Alive | Capítulo 3

segunda-feira, setembro 21, 2015 | | |
 "Só segure sua respiração e deixe-me secar sua lágrimas.
Tudo que você precisa fazer é acreditar."

Believe - Ask Alexandria. 




| Seunome |

 Depois de quase uma hora, ouvimos o sinal tocar ao fundo. Liam se levantou limpando as calças, o olhei confusa, então ele estendeu a mão, a segurei e ele me ajudou a levantar. Havíamos conversado bastante, era como se nunca tivéssemos se encontrado na vida, eu só não contei sobre o ataque do serial killer, não sou tão aberta para falar disso, mesmo que ele seja meu irmão.


 Íamos em direção a um dos prédios, entramos e seguíamos pelos corredores, eu só o seguia, recebíamos os olhares das pessoas por quem passávamos, estavam em troca de salas; até que paramos em um espaço cheio de mesas e um lugar para o self-service.

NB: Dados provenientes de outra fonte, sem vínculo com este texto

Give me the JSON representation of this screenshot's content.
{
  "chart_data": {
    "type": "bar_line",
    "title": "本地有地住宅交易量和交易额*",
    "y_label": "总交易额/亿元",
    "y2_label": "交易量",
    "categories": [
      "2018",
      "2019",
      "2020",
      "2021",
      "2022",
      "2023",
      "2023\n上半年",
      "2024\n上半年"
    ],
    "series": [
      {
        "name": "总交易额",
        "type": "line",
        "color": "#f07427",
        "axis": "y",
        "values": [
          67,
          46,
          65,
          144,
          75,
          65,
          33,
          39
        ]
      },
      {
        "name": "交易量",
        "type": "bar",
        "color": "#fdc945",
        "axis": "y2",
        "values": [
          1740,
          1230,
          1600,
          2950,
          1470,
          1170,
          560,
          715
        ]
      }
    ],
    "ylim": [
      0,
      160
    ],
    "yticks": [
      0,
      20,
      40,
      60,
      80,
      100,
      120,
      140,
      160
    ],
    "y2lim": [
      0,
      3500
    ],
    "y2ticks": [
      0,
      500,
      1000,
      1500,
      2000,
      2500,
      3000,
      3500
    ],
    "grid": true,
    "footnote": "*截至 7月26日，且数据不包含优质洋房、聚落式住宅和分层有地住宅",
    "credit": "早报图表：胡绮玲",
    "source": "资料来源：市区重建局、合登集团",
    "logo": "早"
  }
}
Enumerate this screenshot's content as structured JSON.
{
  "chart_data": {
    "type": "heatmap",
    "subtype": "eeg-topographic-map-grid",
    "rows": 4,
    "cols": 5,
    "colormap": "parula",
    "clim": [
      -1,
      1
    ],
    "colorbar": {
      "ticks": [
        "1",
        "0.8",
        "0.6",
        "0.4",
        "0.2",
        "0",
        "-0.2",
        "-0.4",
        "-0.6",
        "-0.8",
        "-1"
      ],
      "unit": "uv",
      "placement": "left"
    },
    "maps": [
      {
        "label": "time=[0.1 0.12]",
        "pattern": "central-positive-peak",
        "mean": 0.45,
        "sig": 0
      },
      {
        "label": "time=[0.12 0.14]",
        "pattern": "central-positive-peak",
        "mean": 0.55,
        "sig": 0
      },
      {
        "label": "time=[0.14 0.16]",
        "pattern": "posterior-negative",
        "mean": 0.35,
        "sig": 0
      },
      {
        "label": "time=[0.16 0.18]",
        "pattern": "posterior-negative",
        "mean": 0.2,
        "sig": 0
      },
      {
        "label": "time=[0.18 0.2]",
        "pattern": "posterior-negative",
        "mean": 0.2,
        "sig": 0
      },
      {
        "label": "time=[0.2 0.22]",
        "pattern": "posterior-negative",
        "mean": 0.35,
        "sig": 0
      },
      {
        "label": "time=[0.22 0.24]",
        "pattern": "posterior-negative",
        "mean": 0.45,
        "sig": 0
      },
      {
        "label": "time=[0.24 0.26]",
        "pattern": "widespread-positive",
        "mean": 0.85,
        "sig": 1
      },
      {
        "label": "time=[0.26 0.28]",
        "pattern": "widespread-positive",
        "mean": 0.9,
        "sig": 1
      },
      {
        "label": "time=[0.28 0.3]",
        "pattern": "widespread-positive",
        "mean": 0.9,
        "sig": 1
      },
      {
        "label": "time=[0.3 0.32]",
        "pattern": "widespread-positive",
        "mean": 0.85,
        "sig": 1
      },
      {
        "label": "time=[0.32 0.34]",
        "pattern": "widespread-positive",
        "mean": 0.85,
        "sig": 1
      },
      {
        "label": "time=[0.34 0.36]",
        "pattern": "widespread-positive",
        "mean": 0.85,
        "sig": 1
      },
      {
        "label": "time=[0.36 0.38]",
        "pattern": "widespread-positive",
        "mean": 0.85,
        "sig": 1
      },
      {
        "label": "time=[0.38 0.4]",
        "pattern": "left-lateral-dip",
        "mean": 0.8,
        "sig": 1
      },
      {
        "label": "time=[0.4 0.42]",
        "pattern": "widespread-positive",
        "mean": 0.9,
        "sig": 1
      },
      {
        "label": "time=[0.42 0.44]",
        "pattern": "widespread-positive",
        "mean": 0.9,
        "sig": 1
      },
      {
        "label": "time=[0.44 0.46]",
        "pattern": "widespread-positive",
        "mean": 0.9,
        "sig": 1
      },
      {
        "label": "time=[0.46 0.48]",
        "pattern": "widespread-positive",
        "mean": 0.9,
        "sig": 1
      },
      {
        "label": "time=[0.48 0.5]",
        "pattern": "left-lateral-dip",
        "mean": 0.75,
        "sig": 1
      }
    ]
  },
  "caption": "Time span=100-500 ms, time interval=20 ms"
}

- Nos encontramos aqui no almoço, tudo bem? - Liam me fitava enquanto eu analisava o local. - E se der, vê se já começa a ir nas aulas hoje.

- Vou pensar no seu caso - disse ainda encarando o refeitório. Senti seu olhar penetrante em mim e me virei para encara-lo. - Tudo bem, Liam. Não precisa se preocupar, só estou cansada.

- Okay. Mas vá se der. Agora eu tenho que ir - deu um beijo em minha bochecha. 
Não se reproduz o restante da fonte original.